Actually, Esther is a character in the novel This Vacant Paradise. It is by Victoria Patterson, who I love, and who wrote the short story collection Drift. The mother in me can't stop thinking about this character. I think it's because she reminds me of so many young women that I've taught, women who, to this day, think their primary talent is looking good on some guy's arm. Their biggest ambition is marrying well, and yet, every once in a while they'll turn in some essay about how spiritually empty their lives are or how afraid they are of thinking too deeply because then their entire worlds will explode.
So for Esther, and all those young women like her, I give Gaia. Gaia is mother earth. Lonely, she created Uranus, the sky, and he became her partner. They gave birth to the Titans, a giant race of gods. Beautiful and strong, she loved them because they were her children. Her next children were not so beautiful: A giant cyclops, a beast with fifty heads, another with 300 arms. Uranus called them monsters. He thought they were so ugly that he hid them in the depth of Tartarus so they couldn't see the light of day and so that he wouldn't have to look at them.
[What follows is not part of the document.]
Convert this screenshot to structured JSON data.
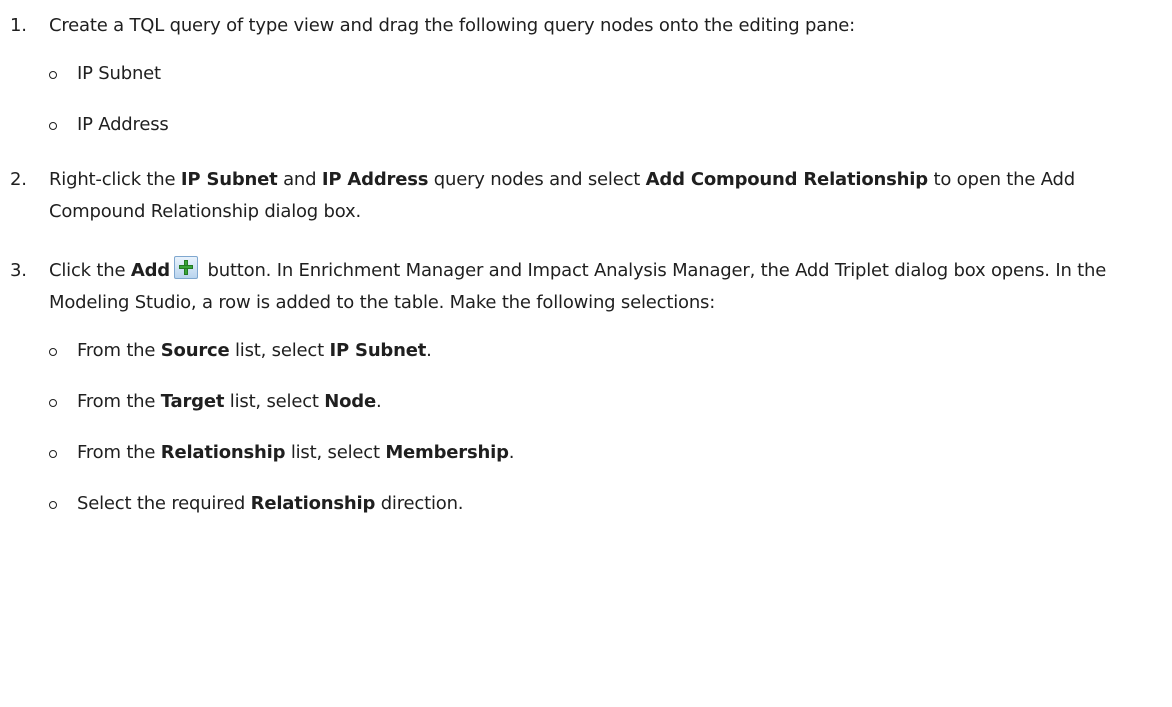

But Gaia loved them. They were her children. Their appearances meant nothing to her. She worked with her youngest Titan son, Cronus, to destroy Uranus so that she could free her children, but then Cronus deceived her and kept them hidden. So she worked to topple Cronus, and she did, with the help of Cronus's own son Zeus. Zeus put the cyclops to work in his own forge, Gaia's other children he left hidden so that heroes would be able to fight them and earn glory (which seems kind of a bum deal for them, but I guess they saw it as noble work because Gaia seemed ok with it).
Gaia reminds us that the real monsters are those who conflate wholeness with beauty. Shame on Cronus, and shame on the fathers, mothers, and institutions who still tell girls covertly or overtly that they are nothing more than commodities. The smaller the nose, the slimmer the waist, the higher the price. Believe this lie all you want, but it is a game you cannot win. Good genes or plastic surgery may let you pull ahead for a while, but time will beat you. Guaranteed. You can age with dignity and looked regal, or you can make your lips look like sausages and pull your face so tight that you can't cry. How sad is that?
Channel this goddess: When your culture is lying to you and telling you that your looks are your currency, when it's tell you aging is a disease that must be stopped, so, basically, all the time.
Need a goddess? I got goddesses! Post a comment explaining why you need or want a goddess. Then check back in a week or two and see who you got!
PS: Read This Vacant Paradise. It's got some of the best, most elegant writing you'll find, the story is terrific, Esther will make you cry (and I'm always looking for excuses), and it will give you a lot to think about.